We at the Geometry Center are using the Web as part of our effort to make mathematics more accessible and understandable to non-mathematicians. Documents are written in hypertext, which allows users to ``click'' on certain words, phrases, and pictures in order to obtain additional information. Our hypertext documents are designed to present mathematics to the masses using a combination of expository prose, computer-generated graphics, and animations. Furthermore, we have used the unique capabilities of the Web to produce interactive documents that allow users to explore and discover mathematics for themselves. We have a very popular Gallery of of Interactive On-Line Geometry in which Internet explorers investigate and visualize the mathematics of quasiperiodic tilings of the plane, wallpaper groups, geodesics on manifolds, Riemann surfaces, and symmetries of the hyperbolic plane. The Geometry Center's WWW documents are accessible from our so-called ``home page.'' In fact, this article is available on-line as well as part of the Geometry Center's Online Multimedia Document Library!
The Geometry Center is also looking at how to use the World-Wide Web in order to disseminate research-level mathematics to professional mathematicians. Already we live in an age in which a large portion of research mathematics is distributed in preprint form, thanks to for formatting equations, electronic drawing programs for producing figures, and laser printers for putting it all on paper. Color printers and copiers now allow mathematicians to include color figures in preprints, thus increasing our ability to convey information about geometric structures. Yet our preprints and journal articles are fundamentally limited to static images. No paper-based preprint or journal allows authors to publish an animation showing a rotating surface. None allow the reader to interactively alter parameters in a model and to subsequently generate a new figure that perhaps even the author has never seen. However, these abilities are available in hypertext documents, and the Geometry Center has begun to experiment with these possibilities through its Web documents.

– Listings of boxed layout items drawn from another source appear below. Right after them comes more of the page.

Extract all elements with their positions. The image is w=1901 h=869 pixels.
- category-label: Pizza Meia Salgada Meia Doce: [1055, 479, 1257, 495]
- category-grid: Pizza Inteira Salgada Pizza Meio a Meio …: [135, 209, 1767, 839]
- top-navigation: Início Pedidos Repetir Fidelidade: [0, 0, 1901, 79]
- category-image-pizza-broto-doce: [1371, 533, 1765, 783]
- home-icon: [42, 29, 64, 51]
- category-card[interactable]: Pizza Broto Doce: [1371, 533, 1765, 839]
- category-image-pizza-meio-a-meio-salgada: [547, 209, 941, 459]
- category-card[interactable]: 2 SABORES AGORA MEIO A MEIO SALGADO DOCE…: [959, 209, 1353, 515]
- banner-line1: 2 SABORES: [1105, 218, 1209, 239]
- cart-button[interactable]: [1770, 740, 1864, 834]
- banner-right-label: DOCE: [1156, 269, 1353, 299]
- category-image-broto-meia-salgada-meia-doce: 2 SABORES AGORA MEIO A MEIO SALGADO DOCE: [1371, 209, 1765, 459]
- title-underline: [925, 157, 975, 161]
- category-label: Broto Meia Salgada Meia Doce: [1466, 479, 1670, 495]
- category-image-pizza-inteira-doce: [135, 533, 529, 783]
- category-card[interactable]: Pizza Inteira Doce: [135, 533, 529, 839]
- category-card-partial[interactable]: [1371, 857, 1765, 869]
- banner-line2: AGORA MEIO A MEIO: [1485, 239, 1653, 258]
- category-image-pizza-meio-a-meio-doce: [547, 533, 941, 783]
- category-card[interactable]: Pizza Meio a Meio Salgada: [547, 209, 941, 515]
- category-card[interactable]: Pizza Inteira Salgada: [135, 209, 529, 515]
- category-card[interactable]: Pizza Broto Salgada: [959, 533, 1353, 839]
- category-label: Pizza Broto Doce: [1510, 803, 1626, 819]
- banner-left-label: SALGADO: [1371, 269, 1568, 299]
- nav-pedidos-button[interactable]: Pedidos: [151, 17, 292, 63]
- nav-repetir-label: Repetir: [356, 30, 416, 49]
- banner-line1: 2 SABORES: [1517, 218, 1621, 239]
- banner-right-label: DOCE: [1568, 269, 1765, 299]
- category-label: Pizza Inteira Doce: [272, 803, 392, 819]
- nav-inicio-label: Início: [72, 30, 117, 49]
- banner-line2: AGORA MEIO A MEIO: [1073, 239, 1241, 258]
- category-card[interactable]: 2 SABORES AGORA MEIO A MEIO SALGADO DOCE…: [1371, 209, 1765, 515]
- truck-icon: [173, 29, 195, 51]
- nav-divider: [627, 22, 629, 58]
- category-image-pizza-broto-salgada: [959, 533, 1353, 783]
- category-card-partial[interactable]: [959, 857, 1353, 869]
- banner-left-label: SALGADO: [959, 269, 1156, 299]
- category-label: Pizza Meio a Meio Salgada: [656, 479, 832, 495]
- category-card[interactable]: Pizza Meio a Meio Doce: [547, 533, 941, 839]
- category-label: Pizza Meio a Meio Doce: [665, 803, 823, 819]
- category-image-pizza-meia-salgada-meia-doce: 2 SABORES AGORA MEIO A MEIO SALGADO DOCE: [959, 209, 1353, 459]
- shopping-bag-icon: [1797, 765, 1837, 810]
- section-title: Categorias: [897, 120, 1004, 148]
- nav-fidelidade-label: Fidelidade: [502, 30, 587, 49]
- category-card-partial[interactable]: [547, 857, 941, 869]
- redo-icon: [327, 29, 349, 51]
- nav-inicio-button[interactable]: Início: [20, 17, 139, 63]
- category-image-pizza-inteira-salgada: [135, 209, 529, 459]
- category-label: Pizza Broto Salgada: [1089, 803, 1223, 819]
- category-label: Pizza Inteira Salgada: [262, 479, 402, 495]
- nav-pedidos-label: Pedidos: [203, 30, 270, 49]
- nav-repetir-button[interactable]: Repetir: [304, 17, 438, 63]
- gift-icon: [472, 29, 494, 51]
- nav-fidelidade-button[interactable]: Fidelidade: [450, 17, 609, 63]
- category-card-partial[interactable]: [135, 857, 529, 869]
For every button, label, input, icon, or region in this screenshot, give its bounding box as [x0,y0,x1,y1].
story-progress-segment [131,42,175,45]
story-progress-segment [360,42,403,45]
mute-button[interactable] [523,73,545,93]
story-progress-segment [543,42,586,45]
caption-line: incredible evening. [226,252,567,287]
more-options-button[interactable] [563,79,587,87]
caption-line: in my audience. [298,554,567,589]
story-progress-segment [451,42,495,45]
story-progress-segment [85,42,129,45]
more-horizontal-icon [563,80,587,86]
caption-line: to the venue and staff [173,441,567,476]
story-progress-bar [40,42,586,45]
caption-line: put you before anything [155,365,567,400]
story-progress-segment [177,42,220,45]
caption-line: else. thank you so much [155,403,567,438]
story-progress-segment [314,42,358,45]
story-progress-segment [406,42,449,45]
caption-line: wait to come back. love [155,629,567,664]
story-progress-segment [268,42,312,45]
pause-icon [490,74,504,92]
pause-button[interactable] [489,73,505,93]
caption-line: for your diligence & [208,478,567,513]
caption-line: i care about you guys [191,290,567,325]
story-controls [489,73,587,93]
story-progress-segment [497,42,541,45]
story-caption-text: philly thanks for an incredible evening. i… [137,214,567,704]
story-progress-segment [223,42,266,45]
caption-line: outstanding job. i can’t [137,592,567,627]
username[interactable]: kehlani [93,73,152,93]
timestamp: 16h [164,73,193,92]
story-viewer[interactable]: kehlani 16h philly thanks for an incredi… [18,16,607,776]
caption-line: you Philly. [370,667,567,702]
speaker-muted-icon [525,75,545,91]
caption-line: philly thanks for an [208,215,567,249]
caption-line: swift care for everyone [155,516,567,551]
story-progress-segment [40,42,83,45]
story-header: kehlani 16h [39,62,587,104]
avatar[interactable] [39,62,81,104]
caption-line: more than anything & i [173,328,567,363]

As an example, we highlight a recent mathematical result by Center postdoc Davide Cervone. Cervone discovered a certain immersion of the real projective plane with one handle into three-space that settles a long-standing conjecture in simplicial geometry. The result is being submitted to a traditional journal, but because the fundamental result concerns exhibiting a surface with special properties, Cervone chose to write a preprint using hypertext as his medium. Cervone's document begins with a highly accessible introduction to the problem (complete with hyperlinks to basic definitions!), and then proceeds to present and prove his new result. He then provides the reader with multiple ways of visualizing and interacting with this new immersion; there are movies of the rotating surface and of a family of level sets, and there are interactive pictures that the reader may manipulate in order to see the surface from a desired viewpoint. We are currently considering how to use this powerful medium to communicate mathematics in curricular material for undergraduates in mathematics, science, and engineering.
We believe that our presentation of mathematics on the Web is successfully reaching thousands of people from all walks of life, but it is very difficult to quantitatively assess the impact of our efforts. We have records of hundreds of thousands of connections to the Geometry Center WWW documents, but we cannot evaluate who these people are, nor determine their backgrounds. Are we reaching teachers from high schools and community colleges? Are we reaching populations that are underrepresented in mathematics? Are we making a difference in the way that ordinary people think about mathematics? Are we affecting the way that mathematicians think about presenting mathematics? We have some (very positive) comments sent to us by users, but it is difficult to extrapolate from this data. We need to understand how to better assess our outreach through the Internet.